Additionally, their thin layer of fur keeps them safe from the insects that inhabit these grasslands. And since the zebra’s habitat is so close to the equator, it helps them stay cool even as the temperature soars.
Their massive muscles and lung capacity allow them to travel long distances with little fatigue. Since large predators like lions cannot cover such significant distances, this adaptation has proven beneficial to the zebra species.
Furthermore, zebras sleep in shifts so that one group is always awake and alert to its surroundings while it is gathered in large numbers on the savannah. Due to the placement of their eyes on the sides of their skulls, these animals can look over the top of tall grasses while grazing. Because of their keen eyesight, zebra herds rotate between resting and watching the horizon for danger. All the zebras, including the newborns, will scatter at the first hint of disturbance.
How Do Zebra Stripes Protect Them From Predators?
Researchers have been at odds for 150 years over this fundamental issue. However, predator avoidance through camouflage, species-wide communication, and thermoregulation are all possible explanations for this debate.
Researchers have speculated that zebras’ stripes serve as camouflage from potential predators. A zebra’s undulating stripes are virtually identical to the undulating grass blades surrounding it. Since lions are colorblind, they can’t tell the zebra’s black and white stripes from the grass’s yellow, brown, or green lines.
When zebras congregate in large numbers, their stripe patterns become less noticeable. Instead of seeing several separate zebras, the lion perceives a big, moving, striped mass. Therefore, the lion will require a well-thought-out plan to hunt down and kill just one zebra.
If a lion were to try to follow the zebras, he would have difficulty determining their destination. Thus, the inability to distinguish between zebras makes it more difficult for the lion to identify and track the weaker members of the herd.

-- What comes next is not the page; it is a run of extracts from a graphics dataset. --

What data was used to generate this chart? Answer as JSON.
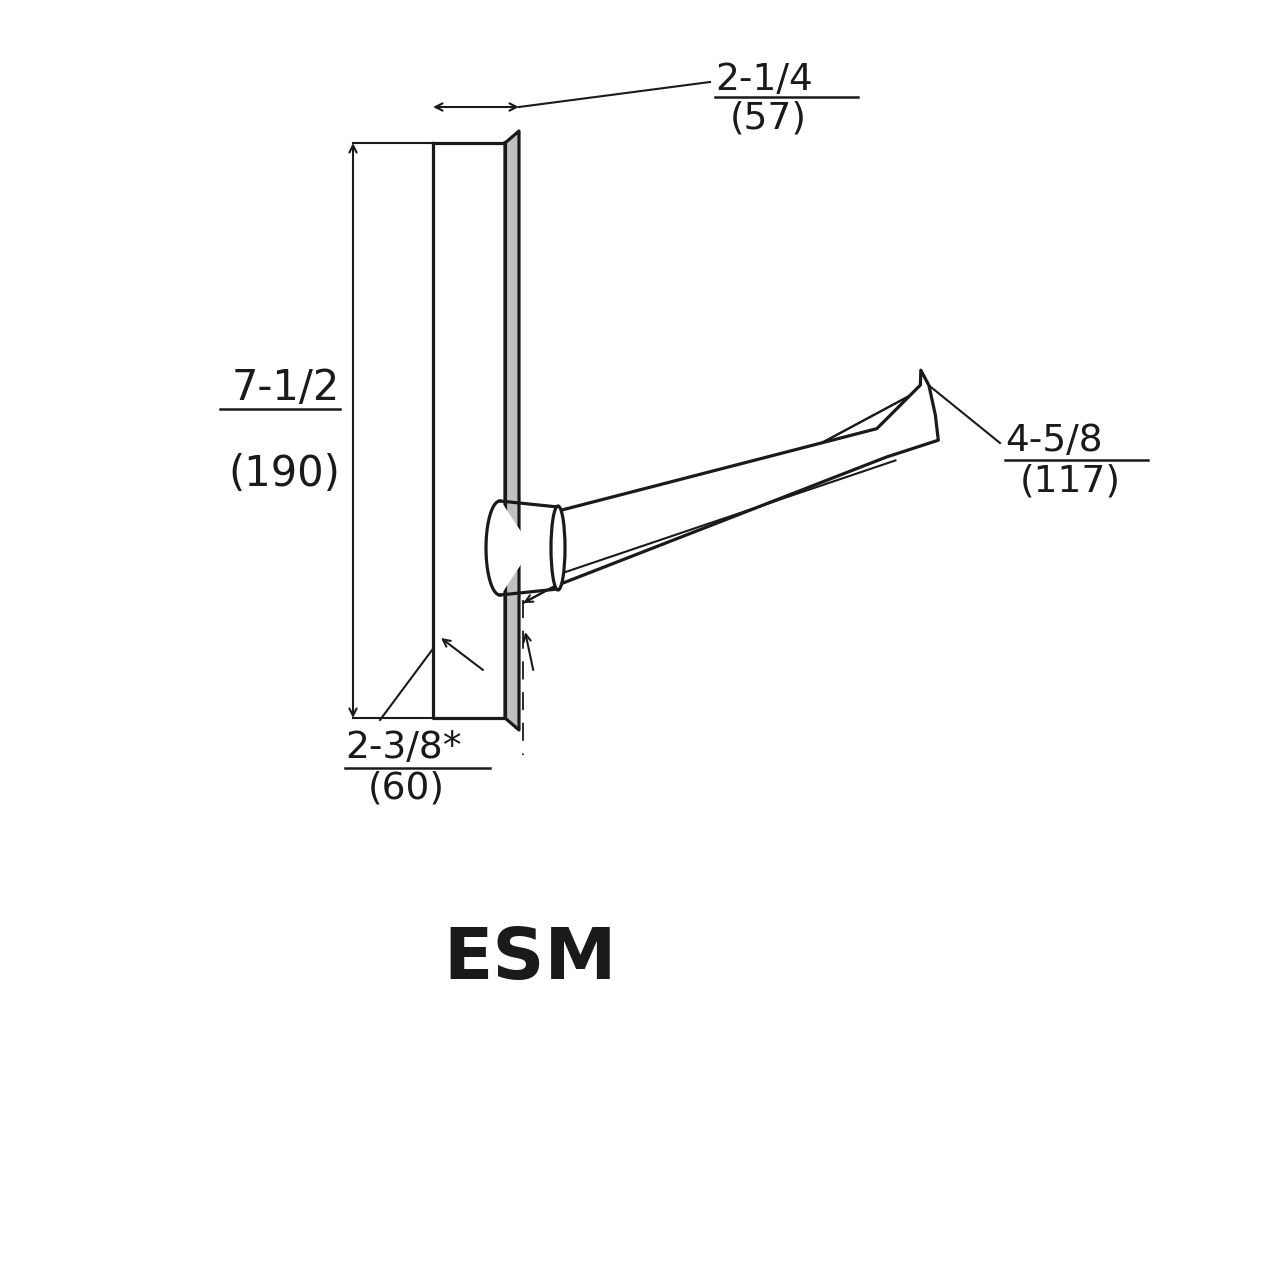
{
  "bg_color": "#ffffff",
  "lc": "#1a1a1a",
  "label_ESM": "ESM",
  "dim1_frac": "2-1/4",
  "dim1_mm": "(57)",
  "dim2_frac": "7-1/2",
  "dim2_mm": "(190)",
  "dim3_frac": "4-5/8",
  "dim3_mm": "(117)",
  "dim4_frac": "2-3/8*",
  "dim4_mm": "(60)"
}
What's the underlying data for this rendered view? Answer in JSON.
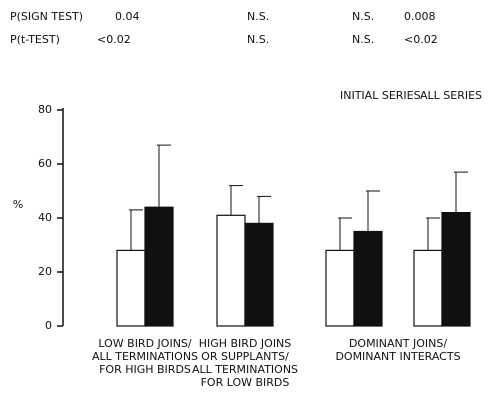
{
  "chart_data": {
    "type": "bar",
    "y_label": "%",
    "ylim": [
      0,
      80
    ],
    "yticks": [
      0,
      20,
      40,
      60,
      80
    ],
    "categories": [
      [
        "LOW BIRD JOINS/",
        "ALL TERMINATIONS",
        "FOR HIGH BIRDS"
      ],
      [
        "HIGH BIRD JOINS",
        "OR SUPPLANTS/",
        "ALL TERMINATIONS",
        "FOR LOW BIRDS"
      ],
      [
        "DOMINANT JOINS/",
        "DOMINANT INTERACTS"
      ]
    ],
    "series": [
      {
        "name": "INITIAL SERIES",
        "color": "#ffffff",
        "values": [
          28,
          41,
          28
        ],
        "errors": [
          15,
          11,
          12
        ]
      },
      {
        "name": "ALL SERIES",
        "color": "#111111",
        "values": [
          44,
          38,
          35
        ],
        "errors": [
          23,
          10,
          15
        ]
      }
    ],
    "extra_group": {
      "values": [
        28,
        42
      ],
      "errors": [
        12,
        15
      ]
    },
    "stats": [
      [
        "P(SIGN TEST)",
        "0.04",
        "N.S.",
        "N.S.",
        "0.008"
      ],
      [
        "P(t-TEST)",
        "<0.02",
        "N.S.",
        "N.S.",
        "<0.02"
      ]
    ]
  }
}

Zebras’ stripes make them difficult for other animals to tell apart, but they’re useful for internal communication. Each zebra has its unique pattern of stripes, much like humans’ unique fingerprints. According to zoologists, this is how zebras identify one another apart in a herd.
In addition, zebras have an excellent memory and can rapidly identify their herd from another, and a mother and her young can do the same within the larger herd.
If the zebra and her foal are in danger, the zebra’s first instinct may be to run away together. In the event that the foal is separated from its mother, a mare who is not the foal’s mother may be able to provide protection.
In addition, zebra herds will defend a wounded zebra by surrounding the victim in a protective circle and chasing the predator away. Zebras will also use devastating kicks to defend their young if they feel threatened.